Zcash Ironwood Upgrade Activates July 28 to Fix Orchard Pool Vulnerability

ZEC8.23%

Zcash has locked in the activation date for its Ironwood upgrade, formally designated NU6.3, which will deploy on July 28 at block height 3,428,143, expected around 8 a.m. EST, according to core developer Sean Bowe. The upgrade directly addresses a critical vulnerability discovered in the Orchard shielded pool—Zcash's primary privacy transaction layer—that theoretically allowed unlimited counterfeit ZEC creation. Developers found no evidence the flaw was exploited before emergency patches were deployed and the NU6.2 hard fork activated on June 3. The Ironwood upgrade introduces an accounting checkpoint requiring all funds exiting Orchard to pass verification, designed to detect any hypothetical counterfeit coins created through the earlier bug. The vulnerability disclosure triggered a roughly 50% ZEC price drop from $602.68 to $299.25 on June 3, with partial recovery to $492.61 following the network's transparent response and technical remediation plan.

Zcash Ironwood Upgrade Activates July 28 at Block 3,428,143

Sean Bowe confirmed the final activation parameters in a public statement: "All of the major organizations are committed to activation of NU6.3 at height 3428143, which is approximately July 28th at 8AM EST." The announcement resolved weeks of uncertainty about the upgrade timeline.

The July 28 date represents a one-week delay from the originally planned July 21 rollout. Shielded Labs raised concerns that exchanges, mining pools, and wallet providers were simultaneously migrating from the legacy zcashd software to the new Z3 stack—a bundle including Zebra, Zaino, and Zallet. The organization flagged that running two major transitions concurrently created tight preparation windows. Despite discussions about extending the delay further, Bowe's confirmation established July 28 as the final activation date.

Orchard Pool Vulnerability Discovered and Patched Before Public Disclosure

The Ironwood upgrade was conceived as a direct response to what developers termed an "infinity bug" discovered inside the Orchard shielded pool. The flaw theoretically allowed a bad actor to mint unlimited counterfeit ZEC without detection inside the shielded environment.

Shielded Labs disclosed the issue and stated that no evidence was found of the vulnerability being exploited. Emergency software updates were deployed before the bug became public knowledge. Developers first disabled Orchard transactions entirely through a temporary network patch, then activated the NU6.2 hard fork on June 3 to fix the underlying code and restore pool functionality.

The disclosure and remediation timeline left a residual uncertainty: even with no proof of exploitation, the theoretical possibility that counterfeit coins could exist inside Orchard required a verification mechanism beyond the code fix itself.

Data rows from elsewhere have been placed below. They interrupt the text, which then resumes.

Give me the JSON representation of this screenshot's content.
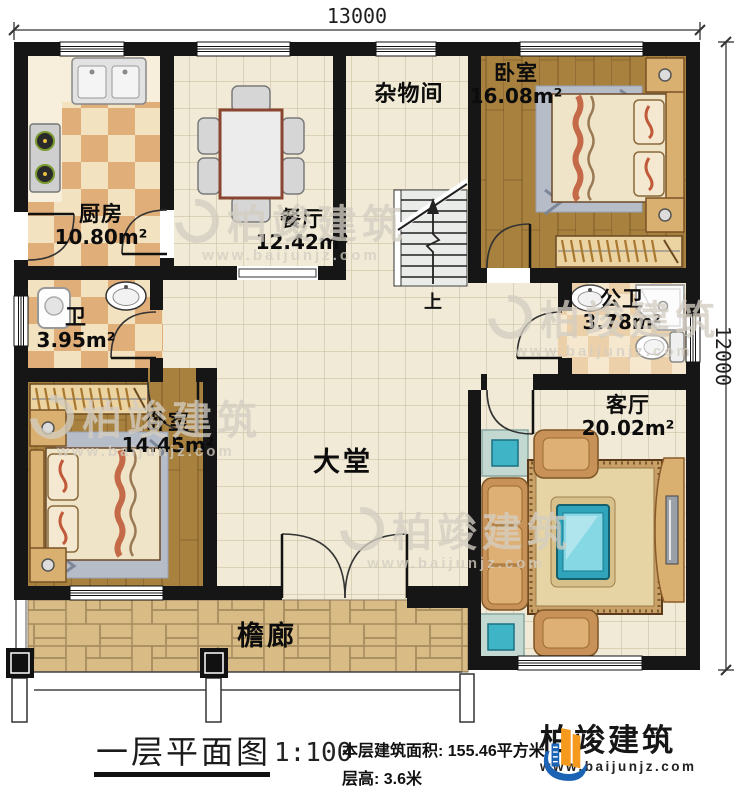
{
  "plan": {
    "dim_top": "13000",
    "dim_right": "12000",
    "stairs_up": "上"
  },
  "rooms": {
    "kitchen": {
      "name": "厨房",
      "area": "10.80m²"
    },
    "dining": {
      "name": "餐厅",
      "area": "12.42m²"
    },
    "storage": {
      "name": "杂物间"
    },
    "bedroom1": {
      "name": "卧室",
      "area": "16.08m²"
    },
    "bath": {
      "name": "卫",
      "area": "3.95m²"
    },
    "public_bath": {
      "name": "公卫",
      "area": "3.78m²"
    },
    "bedroom2": {
      "name": "卧室",
      "area": "14.45m²"
    },
    "hall": {
      "name": "大堂"
    },
    "living": {
      "name": "客厅",
      "area": "20.02m²"
    },
    "porch": {
      "name": "檐廊"
    }
  },
  "title_block": {
    "title": "一层平面图",
    "scale": "1:100",
    "area_line": "本层建筑面积: 155.46平方米",
    "height_line": "层高: 3.6米"
  },
  "branding": {
    "company": "柏竣建筑",
    "website": "www.baijunjz.com"
  },
  "colors": {
    "wall": "#161616",
    "wood_floor": "#a8813f",
    "tile_floor": "#f0ead6",
    "accent_teal": "#2fa4ba",
    "brand_blue": "#1a63b5",
    "brand_orange": "#f59a1d"
  }
}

Accounting Checkpoint Filters Funds Exiting Orchard Pool

The technical core of the Ironwood upgrade is an accounting checkpoint embedded into the fund migration process. Under the new protocol, any ZEC leaving the Orchard pool must pass through this checkpoint before entering the newly created private pool that Ironwood establishes. The checkpoint is designed to expose discrepancies—if counterfeit ZEC was created, moving it would trigger detection.

The design creates an asymmetric outcome for any hypothetical counterfeiter: attempt to migrate fake coins and risk exposing them, or leave them permanently stranded in a pool that will no longer accept new activity. The migration process itself functions as a distributed audit, with every user who moves funds participating in the verification.

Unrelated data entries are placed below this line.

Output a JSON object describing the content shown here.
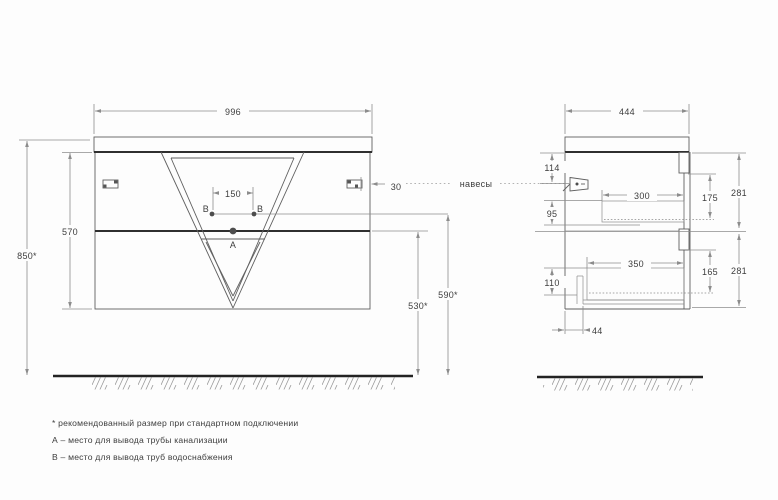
{
  "front": {
    "width": "996",
    "total_height": "850*",
    "body_height": "570",
    "holes_spacing": "150",
    "hole_b": "B",
    "hole_a": "A",
    "bracket_offset": "30",
    "drain_line_height": "530*",
    "supply_line_height": "590*"
  },
  "side": {
    "depth": "444",
    "hanger_top_offset": "114",
    "drawer1_inner_height": "95",
    "drawer2_inner_height": "110",
    "drawer1_inner_depth": "300",
    "drawer2_inner_depth": "350",
    "drawer1_front_height": "175",
    "drawer2_front_height": "165",
    "section1_height": "281",
    "section2_height": "281",
    "drain_offset": "44"
  },
  "labels": {
    "hangers": "навесы"
  },
  "notes": {
    "asterisk": "* рекомендованный размер при стандартном подключении",
    "a": "А – место для вывода трубы канализации",
    "b": "В – место для вывода труб водоснабжения"
  },
  "colors": {
    "background": "#fdfdfd",
    "outline": "#5f5f5f",
    "heavy_line": "#2f2f2f",
    "dimension": "#8c8c8c",
    "text": "#3d3d3d"
  }
}
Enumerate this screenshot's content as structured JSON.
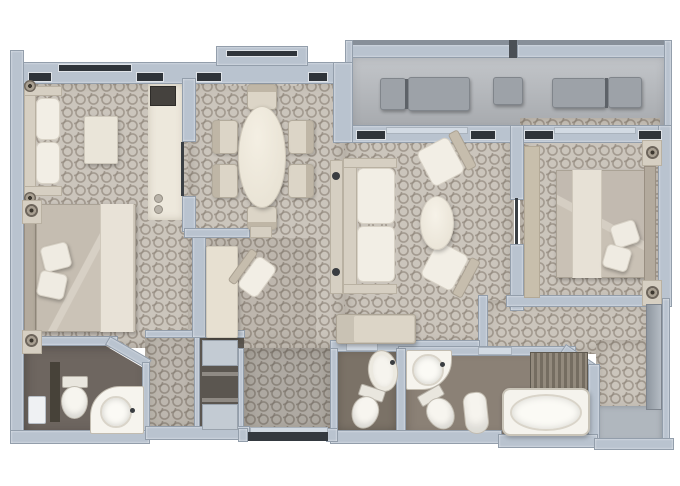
{
  "plan": {
    "title": "Two-bedroom suite floor plan (top-down 3D render)",
    "palette": {
      "wall": "#b9c3cf",
      "wall_outline": "#939eab",
      "carpet": "#cbc5bc",
      "carpet_lattice": "#948b80",
      "balcony_floor": "#b4b7bb",
      "wc_floor": "#6e6660",
      "small_bath_floor": "#7b7267",
      "main_bath_floor": "#8b8176",
      "kitchenette_floor": "#ede8dc",
      "furniture_cream": "#f2eee5",
      "furniture_greige": "#d6cfc2",
      "window_glass": "#2f343a",
      "door_leaf": "#3a3f44",
      "wardrobe": "#8f97a0"
    },
    "rooms": {
      "balcony": {
        "label": "Balcony",
        "furniture": [
          "sun-lounger",
          "side-table",
          "sun-lounger"
        ]
      },
      "bedroom1": {
        "label": "Bedroom 1 with sitting area",
        "furniture": [
          "two-seat-sofa",
          "coffee-table",
          "double-bed",
          "nightstand-with-lamp",
          "nightstand-with-lamp",
          "pillows"
        ]
      },
      "kitchenette": {
        "label": "Wet bar / pantry",
        "furniture": [
          "counter-appliance",
          "minibar"
        ]
      },
      "dining": {
        "label": "Dining room",
        "furniture": [
          "oval-dining-table",
          "dining-chair",
          "dining-chair",
          "dining-chair",
          "dining-chair",
          "dining-chair",
          "dining-chair"
        ],
        "chair_count": 6
      },
      "living": {
        "label": "Living room",
        "furniture": [
          "sofa",
          "console-table",
          "armchair",
          "armchair",
          "oval-coffee-table",
          "bench"
        ]
      },
      "hallway": {
        "label": "Hallway with desk",
        "furniture": [
          "desk",
          "desk-chair",
          "wall-shelf"
        ]
      },
      "bedroom2": {
        "label": "Bedroom 2",
        "furniture": [
          "double-bed",
          "nightstand-with-lamp",
          "nightstand-with-lamp",
          "dresser",
          "pillows"
        ]
      },
      "wc": {
        "label": "Guest WC",
        "furniture": [
          "toilet",
          "corner-washbasin",
          "privacy-partition",
          "wall-cabinet"
        ]
      },
      "closet": {
        "label": "Closet with shelves",
        "furniture": [
          "shelf",
          "hanging-rail",
          "hanging-rail",
          "shelf"
        ]
      },
      "entry": {
        "label": "Entry hall",
        "furniture": [
          "entry-door"
        ]
      },
      "small_bathroom": {
        "label": "Shower bathroom",
        "furniture": [
          "washbasin",
          "toilet"
        ]
      },
      "main_bathroom": {
        "label": "Main bathroom",
        "furniture": [
          "round-washbasin",
          "toilet",
          "bidet",
          "bathtub",
          "shower-screen"
        ]
      },
      "dressing": {
        "label": "Dressing area",
        "furniture": [
          "wardrobe"
        ]
      }
    }
  }
}
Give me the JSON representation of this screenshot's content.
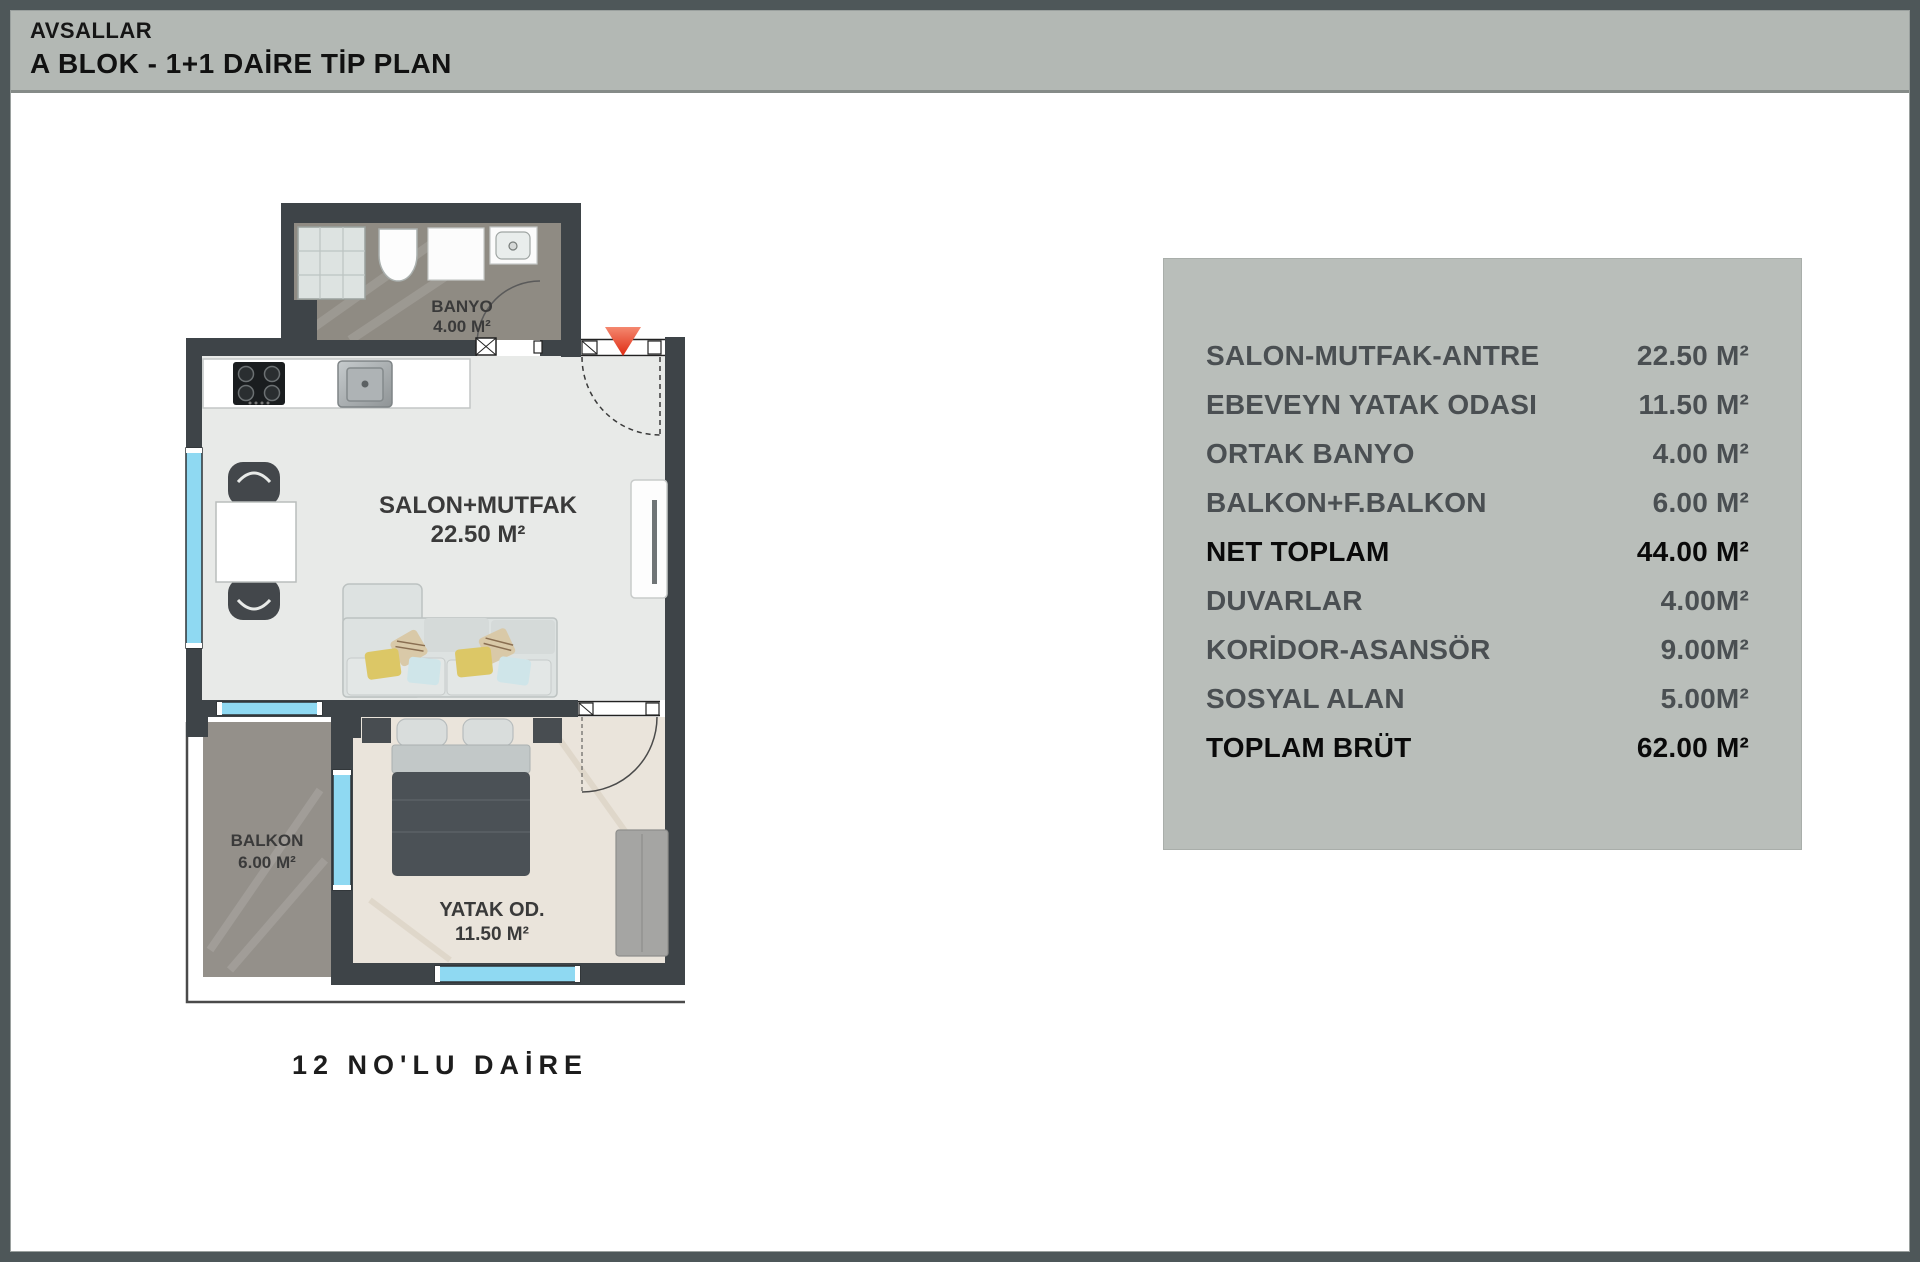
{
  "header": {
    "project": "AVSALLAR",
    "title": "A BLOK  -  1+1 DAİRE TİP PLAN"
  },
  "plan": {
    "unit_label": "12 NO'LU DAİRE",
    "rooms": {
      "banyo": {
        "name": "BANYO",
        "area": "4.00 M²"
      },
      "salon": {
        "name": "SALON+MUTFAK",
        "area": "22.50 M²"
      },
      "balkon": {
        "name": "BALKON",
        "area": "6.00 M²"
      },
      "yatak": {
        "name": "YATAK OD.",
        "area": "11.50 M²"
      }
    },
    "icons": {
      "entrance_arrow": "entrance-arrow-down"
    }
  },
  "table": {
    "rows": [
      {
        "label": "SALON-MUTFAK-ANTRE",
        "value": "22.50 M²"
      },
      {
        "label": "EBEVEYN YATAK ODASI",
        "value": "11.50 M²"
      },
      {
        "label": "ORTAK BANYO",
        "value": "4.00 M²"
      },
      {
        "label": "BALKON+F.BALKON",
        "value": "6.00 M²"
      },
      {
        "label": "NET TOPLAM",
        "value": "44.00 M²"
      },
      {
        "label": "DUVARLAR",
        "value": "4.00M²"
      },
      {
        "label": "KORİDOR-ASANSÖR",
        "value": "9.00M²"
      },
      {
        "label": "SOSYAL ALAN",
        "value": "5.00M²"
      },
      {
        "label": "TOPLAM BRÜT",
        "value": "62.00 M²"
      }
    ]
  },
  "colors": {
    "wall": "#3e4448",
    "window_blue": "#8fd9f2",
    "entrance_red": "#e23018",
    "panel_bg": "#b9beba",
    "header_bg": "#b3b8b4",
    "bath_floor": "#8f8b83",
    "balcony_floor": "#94908a",
    "salon_floor": "#e8eae8",
    "bedroom_floor": "#eae4db"
  }
}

ZEC Price Dropped 50% After Vulnerability Disclosure, Recovered to $492.61

The vulnerability disclosure triggered a sharp market reaction. When the Orchard bug became public on June 3—the same day as the NU6.2 hard fork—ZEC fell approximately 50%, sliding from $602.68 to $299.25.

The token has since recovered a portion of those losses, trading back up to $492.61. The partial recovery reflects market response to the network's rapid disclosure, transparent communication, and concrete technical remediation plan.

Zcash Circulating Supply Exceeds 80% of 21 Million Maximum

Zcash crossed a supply threshold this week unrelated to the security upgrade. According to a post by community account ruZCASH on July 6, the circulating supply reached 16,806,723 ZEC—more than 80% of the cryptocurrency's 21 million maximum supply. The account noted they may have been the first to flag the milestone publicly.

The timing coincides with the Ironwood upgrade addressing the network's most significant security incident to date.

FAQ

When is the Ironwood upgrade for Zcash scheduled to activate?

The Ironwood upgrade is scheduled to activate on July 28 at block height 3,428,143, expected around 8 a.m. EST, according to core developer Sean Bowe's confirmation.

What is the purpose of the Ironwood upgrade?

The Ironwood upgrade replaces the Orchard shielded pool to address a vulnerability that theoretically allowed unlimited counterfeit ZEC creation. It introduces an accounting checkpoint that any funds leaving Orchard must pass through, designed to detect whether any fake ZEC was created through the earlier bug. Developers found no evidence the flaw was exploited before the fix.